Concerning changes in the vegetation cover, our monitoring programme demonstrated that our initial assumption was partly wrong, mainly in relation to the unexpected consequences of climate change: after rabbit eradication on three islands (Chapuis et al., 2001), native communities did not restore. In fact, native monospecific Acaena magellanica communities started to regress, allowing an important increase of invasive plant species (Chapuis, Frenot & Lebouvier 2004). Invasion has been facilitated by the regression of A. magellanica due to the increased frequency of summer droughts, a trend observed over the last 15 years in Îles Kerguelen (Lebouvier et al., 2011). As a consequence, an increase in soil erosion has also been detected, particularly on the main island where rabbits affect plant cover (Robin, Chapuis & Lebouvier, 2011).
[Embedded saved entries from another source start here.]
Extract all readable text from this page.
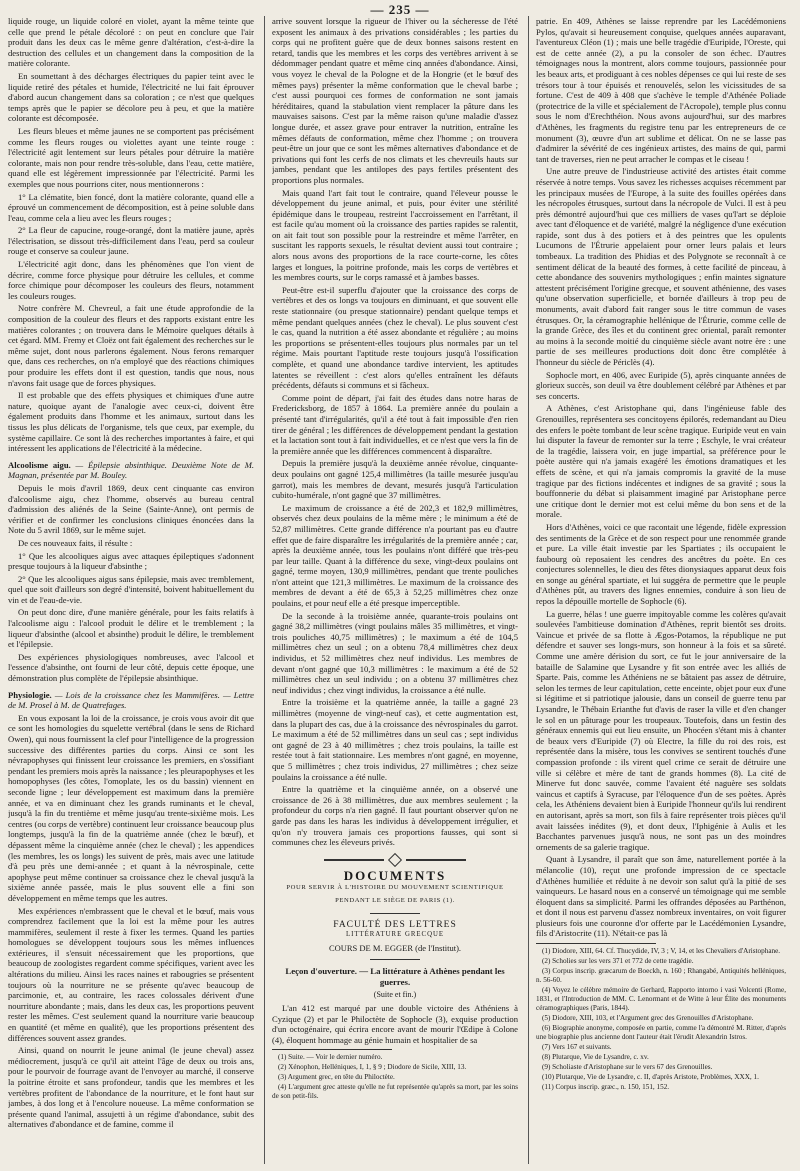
— 235 —

liquide rouge, un liquide coloré en violet, ayant la même teinte que celle que prend le pétale décoloré : on peut en conclure que l'air produit dans les deux cas le même genre d'altération, c'est-à-dire la destruction des cellules et un changement dans la composition de la matière colorante.

En soumettant à des décharges électriques du papier teint avec le liquide retiré des pétales et humide, l'électricité ne lui fait éprouver d'abord aucun changement dans sa coloration ; ce n'est que quelques temps après que le papier se décolore peu à peu, et que la matière colorante est décomposée.

Les fleurs bleues et même jaunes ne se comportent pas précisément comme les fleurs rouges ou violettes ayant une teinte rouge : l'électricité agit lentement sur leurs pétales pour détruire la matière colorante, mais non pour rendre très-soluble, dans l'eau, cette matière, quand elle est légèrement impressionnée par l'électricité. Parmi les exemples que nous pourrions citer, nous mentionnerons :

1° La clématite, bien foncé, dont la matière colorante, quand elle a éprouvé un commencement de décomposition, est à peine soluble dans l'eau, comme cela a lieu avec les fleurs rouges ;

2° La fleur de capucine, rouge-orangé, dont la matière jaune, après l'électrisation, se dissout très-difficilement dans l'eau, perd sa couleur rouge et conserve sa couleur jaune.

L'électricité agit donc, dans les phénomènes que l'on vient de décrire, comme force physique pour détruire les cellules, et comme force chimique pour décomposer les couleurs des fleurs, notamment les couleurs rouges.

Notre confrère M. Chevreul, a fait une étude approfondie de la composition de la couleur des fleurs et des rapports existant entre les matières colorantes ; on trouvera dans le Mémoire quelques détails à cet égard. MM. Fremy et Cloëz ont fait également des recherches sur le même sujet, dont nous parlerons également. Nous ferons remarquer que, dans ces recherches, on n'a employé que des réactions chimiques pour produire les effets dont il est question, tandis que nous, nous n'avons fait usage que de forces physiques.

Il est probable que des effets physiques et chimiques d'une autre nature, quoique ayant de l'analogie avec ceux-ci, doivent être également produits dans l'homme et les animaux, surtout dans les tissus les plus délicats de l'organisme, tels que ceux, par exemple, du système capillaire. Ce sont là des recherches importantes à faire, et qui intéressent les applications de l'électricité à la médecine.

Alcoolisme aigu. — Épilepsie absinthique. Deuxième Note de M. Magnan, présentée par M. Bouley.

Depuis le mois d'avril 1869, deux cent cinquante cas environ d'alcoolisme aigu, chez l'homme, observés au bureau central d'admission des aliénés de la Seine (Sainte-Anne), ont permis de vérifier et de confirmer les conclusions cliniques énoncées dans la Note du 5 avril 1869, sur le même sujet.

De ces nouveaux faits, il résulte :

1° Que les alcooliques aigus avec attaques épileptiques s'adonnent presque toujours à la liqueur d'absinthe ;

2° Que les alcooliques aigus sans épilepsie, mais avec tremblement, quel que soit d'ailleurs son degré d'intensité, boivent habituellement du vin et de l'eau-de-vie.

On peut donc dire, d'une manière générale, pour les faits relatifs à l'alcoolisme aigu : l'alcool produit le délire et le tremblement ; la liqueur d'absinthe (alcool et absinthe) produit le délire, le tremblement et l'épilepsie.

Des expériences physiologiques nombreuses, avec l'alcool et l'essence d'absinthe, ont fourni de leur côté, depuis cette époque, une démonstration plus complète de l'épilepsie absinthique.

Physiologie. — Lois de la croissance chez les Mammifères. — Lettre de M. Prosel à M. de Quatrefages.

En vous exposant la loi de la croissance, je crois vous avoir dit que ce sont les homologies du squelette vertébral (dans le sens de Richard Owen), qui nous fournissent la clef pour l'intelligence de la progression successive des différentes parties du corps. Ainsi ce sont les névrapophyses qui finissent leur croissance les premiers, en s'ossifiant pendant les premiers mois après la naissance ; les pleurapophyses et les homopophyses (les côtes, l'omoplate, les os du bassin) viennent en seconde ligne ; leur développement est maximum dans la première année, et va en diminuant chez les grands ruminants et le cheval, jusqu'à la fin du trentième et même jusqu'au trente-sixième mois. Les centres (ou corps de vertèbre) continuent leur croissance beaucoup plus longtemps, jusqu'à la fin de la quatrième année (chez le bœuf), et dépassent même la cinquième année (chez le cheval) ; les appendices (les membres, les os longs) les suivent de près, mais avec une latitude d'à peu près une demi-année ; et quant à la névrospinale, cette apophyse peut même continuer sa croissance chez le cheval jusqu'à la sixième année passée, mais le plus souvent elle a fini son développement en même temps que les autres.

Mes expériences n'embrassent que le cheval et le bœuf, mais vous comprendrez facilement que la loi est la même pour les autres mammifères, seulement il reste à fixer les termes. Quand les parties homologues se développent toujours sous les mêmes influences extérieures, il s'ensuit nécessairement que les proportions, que beaucoup de zoologistes regardent comme spécifiques, varient avec les altérations du milieu. Ainsi les races naines et rabougries se présentent toujours où la nourriture ne se présente qu'avec beaucoup de parcimonie, et, au contraire, les races colossales dérivent d'une nourriture abondante ; mais, dans les deux cas, les proportions peuvent rester les mêmes. C'est seulement quand la nourriture varie beaucoup en quantité (et même en qualité), que les proportions présentent des différences souvent assez grandes.

Ainsi, quand on nourrit le jeune animal (le jeune cheval) assez médiocrement, jusqu'à ce qu'il ait atteint l'âge de deux ou trois ans, pour le pourvoir de fourrage avant de l'envoyer au marché, il conserve la poitrine étroite et sans profondeur, tandis que les membres et les vertèbres profitent de l'abondance de la nourriture, et le font haut sur jambes, à dos long et à l'encolure noueuse. La même conformation se présente quand l'animal, assujetti à un régime d'abondance, subit des alternatives d'abondance et de famine, comme il

arrive souvent lorsque la rigueur de l'hiver ou la sécheresse de l'été exposent les animaux à des privations considérables ; les parties du corps qui ne profitent guère que de deux bonnes saisons restent en retard, tandis que les membres et les corps des vertèbres arrivent à se dédommager pendant quatre et même cinq années d'abondance. Ainsi, vous voyez le cheval de la Pologne et de la Hongrie (et le bœuf des mêmes pays) présenter la même conformation que le cheval barbe ; c'est aussi pourquoi ces formes de conformation ne sont jamais héréditaires, quand la stabulation vient remplacer la pâture dans les mauvaises saisons. C'est par la même raison qu'une maladie d'assez longue durée, et assez grave pour entraver la nutrition, entraîne les mêmes défauts de conformation, même chez l'homme ; on trouvera peut-être un jour que ce sont les mêmes alternatives d'abondance et de privations qui font les cerfs de nos climats et les chevreuils hauts sur jambes, pendant que les antilopes des pays fertiles présentent des proportions plus normales.

Mais quand l'art fait tout le contraire, quand l'éleveur pousse le développement du jeune animal, et puis, pour éviter une stérilité épidémique dans le troupeau, restreint l'accroissement en l'arrêtant, il est facile qu'au moment où la croissance des parties rapides se ralentit, on ait fait tout son possible pour la restreindre et même l'arrêter, en suscitant les rapports sexuels, le résultat devient aussi tout contraire ; alors nous avons des proportions de la race courte-corne, les côtes larges et longues, la poitrine profonde, mais les corps de vertèbres et les membres courts, sur le corps ramassé et à jambes basses.

Peut-être est-il superflu d'ajouter que la croissance des corps de vertèbres et des os longs va toujours en diminuant, et que souvent elle reste stationnaire (ou presque stationnaire) pendant quelque temps et même pendant quelques années (chez le cheval). Le plus souvent c'est le cas, quand la nutrition a été assez abondante et régulière ; au moins les proportions se présentent-elles toujours plus normales par un tel régime. Mais pourtant l'aptitude reste toujours jusqu'à l'ossification complète, et quand une abondance tardive intervient, les aptitudes latentes se réveillent : c'est alors qu'elles entraînent les défauts précédents, défauts si communs et si fâcheux.

Comme point de départ, j'ai fait des études dans notre haras de Fredericksborg, de 1857 à 1864. La première année du poulain a présenté tant d'irrégularités, qu'il a été tout à fait impossible d'en rien tirer de général ; les différences de développement pendant la gestation et la lactation sont tout à fait individuelles, et ce n'est que vers la fin de la première année que les différences commencent à disparaître.

Depuis la première jusqu'à la deuxième année révolue, cinquante-deux poulains ont gagné 125,4 millimètres (la taille mesurée jusqu'au garrot), mais les membres de devant, mesurés jusqu'à l'articulation cubito-humérale, n'ont gagné que 37 millimètres.

Le maximum de croissance a été de 202,3 et 182,9 millimètres, observés chez deux poulains de la même mère ; le minimum a été de 52,87 millimètres. Cette grande différence n'a pourtant pas eu d'autre effet que de faire disparaître les irrégularités de la première année ; car, après la deuxième année, tous les poulains n'ont différé que très-peu par leur taille. Quant à la différence du sexe, vingt-deux poulains ont gagné, terme moyen, 130,9 millimètres, pendant que trente pouliches n'ont atteint que 121,3 millimètres. Le maximum de la croissance des membres de devant a été de 65,3 à 52,25 millimètres chez onze poulains, et pour neuf elle a été presque imperceptible.

De la seconde à la troisième année, quarante-trois poulains ont gagné 38,2 millimètres (vingt poulains mâles 35 millimètres, et vingt-trois pouliches 40,75 millimètres) ; le maximum a été de 104,5 millimètres chez un seul ; on a obtenu 78,4 millimètres chez deux individus, et 52 millimètres chez neuf individus. Les membres de devant n'ont gagné que 10,3 millimètres : le maximum a été de 52 millimètres chez un seul individu ; on a obtenu 37 millimètres chez neuf individus ; chez vingt individus, la croissance a été nulle.

Entre la troisième et la quatrième année, la taille a gagné 23 millimètres (moyenne de vingt-neuf cas), et cette augmentation est, dans la plupart des cas, due à la croissance des névrospinales du garrot. Le maximum a été de 52 millimètres dans un seul cas ; sept individus ont gagné de 23 à 40 millimètres ; chez trois poulains, la taille est restée tout à fait stationnaire. Les membres n'ont gagné, en moyenne, que 5 millimètres ; chez trois individus, 27 millimètres ; chez seize poulains la croissance a été nulle.

Entre la quatrième et la cinquième année, on a observé une croissance de 26 à 38 millimètres, due aux membres seulement ; la profondeur du corps n'a rien gagné. Il faut pourtant observer qu'on ne garde pas dans les haras les individus à développement irrégulier, et qu'on n'y trouvera jamais ces proportions fausses, qui sont si communes chez les éleveurs privés.

DOCUMENTS
POUR SERVIR À L'HISTOIRE DU MOUVEMENT SCIENTIFIQUE
PENDANT LE SIÈGE DE PARIS (1).
FACULTÉ DES LETTRES
LITTÉRATURE GRECQUE
COURS DE M. EGGER (de l'Institut).
Leçon d'ouverture. — La littérature à Athènes pendant les guerres.
(Suite et fin.)

L'an 412 est marqué par une double victoire des Athéniens à Cyzique (2) et par le Philoctète de Sophocle (3), exquise production d'un octogénaire, qui écrira encore avant de mourir l'Œdipe à Colone (4), éloquent hommage au génie humain et hospitalier de sa

(1) Suite. — Voir le dernier numéro.

(2) Xénophon, Helléniques, I, 1, § 9 ; Diodore de Sicile, XIII, 13.

(3) Argument grec, en tête du Philoctète.

(4) L'argument grec atteste qu'elle ne fut représentée qu'après sa mort, par les soins de son petit-fils.

patrie. En 409, Athènes se laisse reprendre par les Lacédémoniens Pylos, qu'avait si heureusement conquise, quelques années auparavant, l'aventureux Cléon (1) ; mais une belle tragédie d'Euripide, l'Oreste, qui est de cette année (2), a pu la consoler de son échec. D'autres témoignages nous la montrent, alors comme toujours, passionnée pour les beaux arts, et prodiguant à ces nobles dépenses ce qui lui reste de ses trésors tour à tour épuisés et renouvelés, selon les vicissitudes de sa fortune. C'est de 409 à 408 que s'achève le temple d'Athénée Poliade (protectrice de la ville et spécialement de l'Acropole), temple plus connu sous le nom d'Erechthéion. Nous avons aujourd'hui, sur des marbres d'Athènes, les fragments du registre tenu par les entrepreneurs de ce monument (3), œuvre d'un art sublime et délicat. On ne se lasse pas d'admirer la sévérité de ces ingénieux artistes, des mains de qui, parmi tant de traverses, rien ne peut arracher le compas et le ciseau !

Une autre preuve de l'industrieuse activité des artistes était comme réservée à notre temps. Vous savez les richesses acquises récemment par les principaux musées de l'Europe, à la suite des fouilles opérées dans les nécropoles étrusques, surtout dans la nécropole de Vulci. Il est à peu près démontré aujourd'hui que ces milliers de vases qu'l'art se déploie avec tant d'éloquence et de variété, malgré la négligence d'une exécution rapide, sont dus à des potiers et à des peintres que les opulents Lucumons de l'Étrurie appelaient pour orner leurs palais et leurs tombeaux. La tradition des Phidias et des Polygnote se reconnaît à ce sentiment délicat de la beauté des formes, à cette facilité de pinceau, à cette abondance des souvenirs mythologiques ; enfin maintes signature attestent précisément l'origine grecque, et souvent athénienne, des vases qu'une observation superficielle, et bornée d'ailleurs à trop peu de monuments, avait d'abord fait ranger sous le titre commun de vases étrusques. Or, la céramographie hellénique de l'Étrurie, comme celle de la grande Grèce, des îles et du continent grec oriental, paraît remonter au moins à la seconde moitié du cinquième siècle avant notre ère : une partie de ses meilleures productions doit donc être complétée à l'honneur du siècle de Périclès (4).

Sophocle mort, en 406, avec Euripide (5), après cinquante années de glorieux succès, son deuil va être doublement célébré par Athènes et par ses concerts.

A Athènes, c'est Aristophane qui, dans l'ingénieuse fable des Grenouilles, représentera ses concitoyens épilorés, redemandant au Dieu des enfers le poète tombant de leur scène tragique. Euripide veut en vain lui disputer la faveur de remonter sur la terre ; Eschyle, le vrai créateur de la tragédie, laissera voir, en juge impartial, sa préférence pour le poète austère qui n'a jamais exagéré les émotions dramatiques et les effets de scène, et qui n'a jamais compromis la gravité de la muse tragique par des fictions indécentes et indignes de sa gravité ; sous la bouffonnerie du débat si plaisamment imaginé par Aristophane perce une critique dont le dernier mot est celui même du bon sens et de la morale.

Hors d'Athènes, voici ce que racontait une légende, fidèle expression des sentiments de la Grèce et de son respect pour une renommée grande et pure. La ville était investie par les Spartiates ; ils occupaient le faubourg où reposaient les cendres des ancêtres du poète. En ces conjectures solennelles, le dieu des fêtes dionysiaques apparut deux fois en songe au général spartiate, et lui suggéra de permettre que le peuple d'Athènes pût, au travers des lignes ennemies, conduire à son lieu de repos la dépouille mortelle de Sophocle (6).

La guerre, hélas ! une guerre impitoyable comme les colères qu'avait soulevées l'ambitieuse domination d'Athènes, reprit bientôt ses droits. Vaincue et privée de sa flotte à Ægos-Potamos, la république ne put défendre et sauver ses longs-murs, son honneur à la fois et sa sûreté. Comme une amère dérision du sort, ce fut le jour anniversaire de la bataille de Salamine que Lysandre y fit son entrée avec les alliés de Sparte. Pais, comme les Athéniens ne se bâtaient pas assez de détruire, selon les termes de leur capitulation, cette enceinte, objet pour eux d'une si légitime et si patriotique jalousie, dans un conseil de guerre tenu par Lysandre, le Thébain Erianthe fut d'avis de raser la ville et d'en changer le sol en un pâturage pour les troupeaux. Toutefois, dans un festin des généraux ennemis qui eut lieu ensuite, un Phocéen s'étant mis à chanter de beaux vers d'Euripide (7) où Electre, la fille du roi des rois, est représentée dans la misère, tous les convives se sentirent touchés d'une compassion profonde : ils virent quel crime ce serait de détruire une ville si célèbre et mère de tant de grands hommes (8). La cité de Minerve fut donc sauvée, comme l'avaient été naguère ses soldats vaincus et captifs à Syracuse, par l'éloquence d'un de ses poètes. Après cela, les Athéniens devaient bien à Euripide l'honneur qu'ils lui rendirent en autorisant, après sa mort, son fils à faire représenter trois pièces qu'il avait laissées inédites (9), et dont deux, l'Iphigénie à Aulis et les Bacchantes parvenues jusqu'à nous, ne sont pas un des moindres ornements de sa galerie tragique.

Quant à Lysandre, il paraît que son âme, naturellement portée à la mélancolie (10), reçut une profonde impression de ce spectacle d'Athènes humiliée et réduite à ne devoir son salut qu'à la pitié de ses vainqueurs. Le hasard nous en a conservé un témoignage qui me semble éloquent dans sa simplicité. Parmi les offrandes déposées au Parthénon, et dont il nous est parvenu d'assez nombreux inventaires, on voit figurer plusieurs fois une couronne d'or offerte par le Lacédémonien Lysandre, fils d'Aristocrite (11). N'était-ce pas là

(1) Diodore, XIII, 64. Cf. Thucydide, IV, 3 ; V, 14, et les Chevaliers d'Aristophane.

(2) Scholies sur les vers 371 et 772 de cette tragédie.

(3) Corpus inscrip. græcarum de Boeckh, n. 160 ; Rhangabé, Antiquités helléniques, n. 56-60.

(4) Voyez le célèbre mémoire de Gerhard, Rapporto intorno i vasi Volcenti (Rome, 1831, et l'Introduction de MM. C. Lenormant et de Witte à leur Élite des monuments céramographiques (Paris, 1844).

(5) Diodore, XIII, 103, et l'Argument grec des Grenouilles d'Aristophane.

(6) Biographie anonyme, composée en partie, comme l'a démontré M. Ritter, d'après une biographie plus ancienne dont l'auteur était l'érudit Alexandrin Istros.

(7) Vers 167 et suivants.

(8) Plutarque, Vie de Lysandre, c. xv.

(9) Scholiaste d'Aristophane sur le vers 67 des Grenouilles.

(10) Plutarque, Vie de Lysandre, c. II, d'après Aristote, Problèmes, XXX, 1.

(11) Corpus inscrip. græc., n. 150, 151, 152.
Unexpected cascade effects that could only be detected, thanks to the long-term monitoring in the context of climate change, raise new issues with regard to the biological conservation in the context of restoration. In our view, environmental managers are now facing three options on Kerguelen: (1) ‘Laissez faire’, to investigate the consequences of climate change on the dynamics of communities (including biotic and abiotic interactions); (2) pursue the rabbit removal to improve plant cover in areas threatened by erosion processes, even if promoting the development of invasive plant species (at least in the medium term); and (3) limit the development of invasive plants while maintaining enough cover to fix soils and prevent erosion, using rabbit as an auxiliary species (see Walther et al., 2009). This latter option has gained some indirect support, as documented by one of us (JLC) in February 2011. On Île du Cimetière, rabbits have been maintained at low density over recent years (through artificial control, see below), and invasive grasses have failed to invade until now. Furthermore, the grazing pressure of rabbits on dandelions (Taraxacum spp.) seem to favour the maintenance of A. magellanica after water stress by limiting competitive processes (J.-L. Chapuis, unpubl. data). One way to limit rabbit density would be to improve the circulation of the myxomatosis introduced on the Îles Kerguelen in the 1950s (Chapuis, Chantal & Bilenga, 1994). This could be accomplished by introducing the vector of the Myxoma virus, the oioxenous rabbit's flea, Spilopsyllus cuniculi (as it has been done on Macquarie Island: Skira, Brothers & Copson, 1983; Île du Cimetière: Chekchak et al., 2000). Incidentally, such a regulation of rabbit populations will also have positive effects on seabirds by reducing the number of introduced domestic cats, Felis silvestris, which mainly prey upon rabbits (Pontier et al., 2002), specifically in winter when most birds are at sea.
All three options presented here have costs and benefits. However, we believe that in subantarctic islands, climate change and soil erosion processes may be particularly pronounced and therefore must be taken into account in restoration programs, even those targeted toward threatened and flagship species. Interacting effects between biotic and abiotic factors, and ecosystem functioning as a whole, must be part of decision process in sound conservation management.